As a child, I sacrificed daily, hourly at the altar of my parents’ happiness. Unfortunately, they had no idea. They saw nothing of it. What a terrible waste.

I had no choice. My psyche decided that was the best way, and my psyche is my very good friend.

Anyway, my psyche is now making my therapist’s office the most unbearable place in the world.

There is something else. When my therapist moved to her new office she went from small, cozy, and old to large, hip, and new. Just like my mom and dad, when we moved from the home of my early childhood to the home of my 7th and 8th years, the home of the unbearable heat.

My therapist’s office would be okay if we could throw the windows open, let the light and coolness and the bird songs in. But the windows are sealed. I don’t know what’s the advantage of sealing windows.
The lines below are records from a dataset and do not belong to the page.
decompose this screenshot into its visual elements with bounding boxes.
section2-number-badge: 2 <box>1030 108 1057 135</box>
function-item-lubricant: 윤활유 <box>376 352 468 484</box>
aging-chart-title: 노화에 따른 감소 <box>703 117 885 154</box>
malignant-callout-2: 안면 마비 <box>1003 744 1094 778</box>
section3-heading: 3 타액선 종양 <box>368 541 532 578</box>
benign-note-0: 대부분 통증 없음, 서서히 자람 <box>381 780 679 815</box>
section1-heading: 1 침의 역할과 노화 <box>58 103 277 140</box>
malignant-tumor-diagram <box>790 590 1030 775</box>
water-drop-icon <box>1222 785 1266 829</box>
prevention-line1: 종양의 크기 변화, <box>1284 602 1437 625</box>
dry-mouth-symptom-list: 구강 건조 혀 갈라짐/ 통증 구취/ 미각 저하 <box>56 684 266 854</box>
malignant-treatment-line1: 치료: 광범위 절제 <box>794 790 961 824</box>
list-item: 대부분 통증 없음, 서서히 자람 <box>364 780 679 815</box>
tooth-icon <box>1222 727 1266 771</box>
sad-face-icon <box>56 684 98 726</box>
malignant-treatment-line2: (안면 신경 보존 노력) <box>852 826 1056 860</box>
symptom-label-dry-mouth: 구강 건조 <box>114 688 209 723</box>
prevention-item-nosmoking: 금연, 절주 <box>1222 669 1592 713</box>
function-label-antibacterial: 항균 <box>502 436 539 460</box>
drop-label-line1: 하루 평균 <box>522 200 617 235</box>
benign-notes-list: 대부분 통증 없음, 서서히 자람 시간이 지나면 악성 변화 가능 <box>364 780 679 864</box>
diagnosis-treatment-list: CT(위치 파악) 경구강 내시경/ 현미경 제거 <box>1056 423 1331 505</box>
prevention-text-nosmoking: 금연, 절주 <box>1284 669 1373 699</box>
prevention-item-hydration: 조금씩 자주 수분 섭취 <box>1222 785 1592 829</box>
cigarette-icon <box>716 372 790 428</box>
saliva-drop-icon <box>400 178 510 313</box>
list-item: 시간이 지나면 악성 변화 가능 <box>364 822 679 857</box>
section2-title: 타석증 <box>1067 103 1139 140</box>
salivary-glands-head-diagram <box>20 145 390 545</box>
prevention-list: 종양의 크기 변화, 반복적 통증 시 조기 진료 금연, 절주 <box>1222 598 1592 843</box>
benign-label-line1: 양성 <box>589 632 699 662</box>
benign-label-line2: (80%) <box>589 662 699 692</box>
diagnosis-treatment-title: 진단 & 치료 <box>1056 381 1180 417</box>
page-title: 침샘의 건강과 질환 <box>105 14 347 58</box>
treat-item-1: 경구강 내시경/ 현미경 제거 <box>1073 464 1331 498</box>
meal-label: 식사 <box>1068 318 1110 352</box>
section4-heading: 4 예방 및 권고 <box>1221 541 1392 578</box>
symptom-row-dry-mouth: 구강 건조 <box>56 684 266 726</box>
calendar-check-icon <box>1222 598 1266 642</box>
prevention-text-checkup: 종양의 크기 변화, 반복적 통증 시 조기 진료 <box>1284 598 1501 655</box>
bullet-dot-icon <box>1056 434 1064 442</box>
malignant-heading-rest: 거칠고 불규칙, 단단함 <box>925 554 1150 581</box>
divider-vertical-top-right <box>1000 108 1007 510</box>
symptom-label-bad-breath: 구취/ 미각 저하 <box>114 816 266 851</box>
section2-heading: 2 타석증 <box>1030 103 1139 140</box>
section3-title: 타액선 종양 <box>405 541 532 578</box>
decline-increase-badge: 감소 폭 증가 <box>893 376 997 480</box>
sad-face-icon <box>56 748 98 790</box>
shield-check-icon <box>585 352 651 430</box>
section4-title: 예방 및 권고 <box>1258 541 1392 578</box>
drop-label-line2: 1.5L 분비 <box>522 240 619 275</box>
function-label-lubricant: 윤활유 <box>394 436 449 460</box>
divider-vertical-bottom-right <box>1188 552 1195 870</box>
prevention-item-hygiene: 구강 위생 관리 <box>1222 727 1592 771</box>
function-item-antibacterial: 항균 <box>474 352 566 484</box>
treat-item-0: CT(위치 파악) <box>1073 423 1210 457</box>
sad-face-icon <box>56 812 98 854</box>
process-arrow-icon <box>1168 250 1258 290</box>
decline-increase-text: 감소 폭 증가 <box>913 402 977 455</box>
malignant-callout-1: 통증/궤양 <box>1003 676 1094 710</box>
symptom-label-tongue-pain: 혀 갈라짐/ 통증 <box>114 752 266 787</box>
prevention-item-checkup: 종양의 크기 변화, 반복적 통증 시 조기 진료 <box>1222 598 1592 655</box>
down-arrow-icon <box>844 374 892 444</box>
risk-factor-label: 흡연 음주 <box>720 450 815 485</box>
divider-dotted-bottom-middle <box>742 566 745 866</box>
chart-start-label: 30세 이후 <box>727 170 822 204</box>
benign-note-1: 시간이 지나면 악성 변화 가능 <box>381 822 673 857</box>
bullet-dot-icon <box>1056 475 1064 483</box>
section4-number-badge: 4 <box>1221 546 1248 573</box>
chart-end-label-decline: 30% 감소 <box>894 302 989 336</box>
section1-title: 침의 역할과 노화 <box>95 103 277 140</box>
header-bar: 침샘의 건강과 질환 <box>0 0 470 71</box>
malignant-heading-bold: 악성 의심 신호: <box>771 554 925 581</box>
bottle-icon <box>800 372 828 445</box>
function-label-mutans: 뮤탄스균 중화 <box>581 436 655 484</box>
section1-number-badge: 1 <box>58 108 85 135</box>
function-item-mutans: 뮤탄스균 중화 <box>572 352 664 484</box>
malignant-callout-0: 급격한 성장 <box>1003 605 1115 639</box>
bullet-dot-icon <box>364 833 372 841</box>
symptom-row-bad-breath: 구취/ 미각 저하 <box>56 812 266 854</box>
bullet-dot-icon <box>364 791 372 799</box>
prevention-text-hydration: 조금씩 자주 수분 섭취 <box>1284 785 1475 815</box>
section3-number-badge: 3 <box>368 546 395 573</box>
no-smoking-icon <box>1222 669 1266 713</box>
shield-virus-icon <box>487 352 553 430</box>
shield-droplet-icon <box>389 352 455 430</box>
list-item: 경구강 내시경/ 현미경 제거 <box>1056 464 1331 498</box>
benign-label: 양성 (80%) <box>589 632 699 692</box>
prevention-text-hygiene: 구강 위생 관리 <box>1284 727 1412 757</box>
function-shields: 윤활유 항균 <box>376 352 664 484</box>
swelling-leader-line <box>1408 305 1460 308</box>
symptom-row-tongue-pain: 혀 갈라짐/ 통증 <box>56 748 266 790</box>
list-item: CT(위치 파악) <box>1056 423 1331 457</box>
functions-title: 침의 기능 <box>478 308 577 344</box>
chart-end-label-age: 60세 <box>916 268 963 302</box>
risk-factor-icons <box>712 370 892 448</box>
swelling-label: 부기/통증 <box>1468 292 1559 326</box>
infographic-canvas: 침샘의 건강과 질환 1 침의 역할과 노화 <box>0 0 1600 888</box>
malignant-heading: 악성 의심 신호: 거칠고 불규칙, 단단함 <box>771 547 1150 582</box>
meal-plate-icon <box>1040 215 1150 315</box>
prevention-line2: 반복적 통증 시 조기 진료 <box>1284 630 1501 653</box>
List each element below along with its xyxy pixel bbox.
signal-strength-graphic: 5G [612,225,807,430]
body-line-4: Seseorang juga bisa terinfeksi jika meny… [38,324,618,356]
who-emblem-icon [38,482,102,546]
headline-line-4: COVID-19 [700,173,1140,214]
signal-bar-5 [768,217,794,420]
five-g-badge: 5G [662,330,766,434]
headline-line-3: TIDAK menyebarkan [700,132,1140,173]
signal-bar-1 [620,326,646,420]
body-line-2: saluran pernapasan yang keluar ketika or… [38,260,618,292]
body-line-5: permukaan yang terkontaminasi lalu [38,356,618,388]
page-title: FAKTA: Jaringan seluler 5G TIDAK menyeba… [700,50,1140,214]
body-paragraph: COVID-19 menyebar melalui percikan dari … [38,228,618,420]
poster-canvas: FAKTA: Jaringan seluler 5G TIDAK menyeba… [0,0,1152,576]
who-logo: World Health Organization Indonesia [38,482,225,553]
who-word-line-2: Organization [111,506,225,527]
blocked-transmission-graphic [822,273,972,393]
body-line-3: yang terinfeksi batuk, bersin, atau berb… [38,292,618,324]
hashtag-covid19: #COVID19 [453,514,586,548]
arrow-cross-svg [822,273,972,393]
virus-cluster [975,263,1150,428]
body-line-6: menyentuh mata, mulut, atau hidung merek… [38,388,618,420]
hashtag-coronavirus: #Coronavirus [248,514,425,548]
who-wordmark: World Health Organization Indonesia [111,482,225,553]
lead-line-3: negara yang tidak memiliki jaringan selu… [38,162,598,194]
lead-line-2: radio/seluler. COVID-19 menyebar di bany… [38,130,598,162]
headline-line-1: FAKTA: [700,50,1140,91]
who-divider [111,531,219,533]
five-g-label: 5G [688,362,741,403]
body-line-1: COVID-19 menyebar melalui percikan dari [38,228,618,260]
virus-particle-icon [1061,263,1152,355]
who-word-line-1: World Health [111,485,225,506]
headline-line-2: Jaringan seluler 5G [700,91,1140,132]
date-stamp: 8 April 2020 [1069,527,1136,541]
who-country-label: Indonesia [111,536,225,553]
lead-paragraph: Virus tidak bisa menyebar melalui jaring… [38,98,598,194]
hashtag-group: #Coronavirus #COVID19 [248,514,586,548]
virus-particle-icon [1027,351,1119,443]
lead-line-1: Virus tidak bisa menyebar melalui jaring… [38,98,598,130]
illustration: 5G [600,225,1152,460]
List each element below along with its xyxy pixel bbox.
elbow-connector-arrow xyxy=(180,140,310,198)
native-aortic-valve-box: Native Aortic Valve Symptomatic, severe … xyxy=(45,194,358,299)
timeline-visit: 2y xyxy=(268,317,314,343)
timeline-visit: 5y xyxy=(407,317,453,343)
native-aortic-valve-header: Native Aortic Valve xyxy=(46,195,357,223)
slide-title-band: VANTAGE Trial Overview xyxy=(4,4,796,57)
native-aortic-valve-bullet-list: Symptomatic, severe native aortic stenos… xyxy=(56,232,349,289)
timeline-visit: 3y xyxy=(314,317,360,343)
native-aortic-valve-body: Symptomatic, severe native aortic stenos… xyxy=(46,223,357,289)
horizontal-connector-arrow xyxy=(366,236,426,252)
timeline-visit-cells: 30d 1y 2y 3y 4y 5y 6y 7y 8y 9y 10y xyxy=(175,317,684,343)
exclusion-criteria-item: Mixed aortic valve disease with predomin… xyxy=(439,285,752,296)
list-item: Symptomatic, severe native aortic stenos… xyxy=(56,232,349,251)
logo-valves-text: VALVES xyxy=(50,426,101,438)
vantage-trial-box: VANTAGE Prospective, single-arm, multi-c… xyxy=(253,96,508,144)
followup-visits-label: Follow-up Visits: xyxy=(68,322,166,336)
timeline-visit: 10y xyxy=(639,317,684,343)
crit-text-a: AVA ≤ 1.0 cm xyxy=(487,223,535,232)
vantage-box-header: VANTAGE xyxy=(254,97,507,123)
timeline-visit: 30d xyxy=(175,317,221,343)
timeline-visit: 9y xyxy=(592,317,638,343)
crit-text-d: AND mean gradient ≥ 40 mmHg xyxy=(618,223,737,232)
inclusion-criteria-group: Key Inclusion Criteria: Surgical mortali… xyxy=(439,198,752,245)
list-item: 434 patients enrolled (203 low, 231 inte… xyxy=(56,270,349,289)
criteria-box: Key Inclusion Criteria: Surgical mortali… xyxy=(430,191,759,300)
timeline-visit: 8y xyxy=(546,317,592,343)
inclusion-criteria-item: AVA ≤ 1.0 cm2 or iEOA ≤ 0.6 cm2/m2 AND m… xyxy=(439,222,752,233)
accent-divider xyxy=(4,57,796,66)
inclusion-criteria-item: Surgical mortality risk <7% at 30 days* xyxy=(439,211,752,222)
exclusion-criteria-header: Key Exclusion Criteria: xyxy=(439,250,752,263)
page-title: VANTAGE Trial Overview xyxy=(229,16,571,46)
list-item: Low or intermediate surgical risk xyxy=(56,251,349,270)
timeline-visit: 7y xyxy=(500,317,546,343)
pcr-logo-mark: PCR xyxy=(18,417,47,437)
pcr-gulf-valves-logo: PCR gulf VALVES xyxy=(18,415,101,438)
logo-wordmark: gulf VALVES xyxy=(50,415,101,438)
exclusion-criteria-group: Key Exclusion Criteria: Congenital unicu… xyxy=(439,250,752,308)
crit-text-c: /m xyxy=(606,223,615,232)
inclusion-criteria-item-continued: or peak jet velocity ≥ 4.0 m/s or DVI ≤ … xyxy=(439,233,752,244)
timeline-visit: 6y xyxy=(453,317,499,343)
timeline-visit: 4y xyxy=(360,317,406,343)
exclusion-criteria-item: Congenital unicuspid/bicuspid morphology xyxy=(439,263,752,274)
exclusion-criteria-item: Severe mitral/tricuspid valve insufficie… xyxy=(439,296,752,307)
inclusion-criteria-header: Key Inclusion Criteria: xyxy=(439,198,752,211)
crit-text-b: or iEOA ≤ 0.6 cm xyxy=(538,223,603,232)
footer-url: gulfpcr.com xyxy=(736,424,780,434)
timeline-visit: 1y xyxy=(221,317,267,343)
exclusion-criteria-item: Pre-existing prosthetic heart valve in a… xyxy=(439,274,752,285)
I like windows one can throw wide open.

So yesterday my psyche did something pretty fantastic: it took me out of the office (thus making me comfortable) and gave me a chance to live a couple of hours with disappointment. How fucking cool is that?

This is what happened. In the 59 second walk from my car to my therapist’s office, which includes an elevator ride, my psyche got incredibly excited at the idea that today we’d have therapy outside! Yay, outside! It was a fabulously gorgeous day and that seemed so the right thing to do. Even before I sat down I told my therapist, “Let’s go outside.”

Now, see, my therapist is pretty amazing. From the day we met we started this intense process of analysis of boundaries, and now we have boundaries well within the confines of our daily conversations. We are both in love with boundaries. We reorganize them all the time. We look at them, think about them, understand them incessantly.

Bottom line, we went out. We drove to a place she knows I like and had pastries. And therapy. We had therapy in a cafè on a gorgeous, cool, sunny day, surrounded by beautiful things, and pretty much alone.

Now here’s what my psyche knows. My psyche knows that I am losing — need to lose — a foundational fantasy of my therapist. My psyche knows that it is going to be — is being — a tremendous loss, and that depression, rage and bleak despair will cloak it. So my psyche took me to a lovely place to kick off the official season, The Time in Which I Go through Experiencing Searing Disappointment in My Therapist. I’d like to reiterate that I have experienced disappointment before. So far, though, I have fought tooth and nail to keep the fantasy intact. It’s time, now, slowly, gently, lovingly, to readjust the fantasy — and lose some essential, sustaining, life-giving aspects of it.

You can’t go out in the world with your analyst of three years without feeling disappointed. If you need me to explain you don’t know about the psychodynamic process.

So there was that, disappointment. But also fresh air, the sun, the lovely surrounding, the delicious pastries, and lots and lots of tenderness.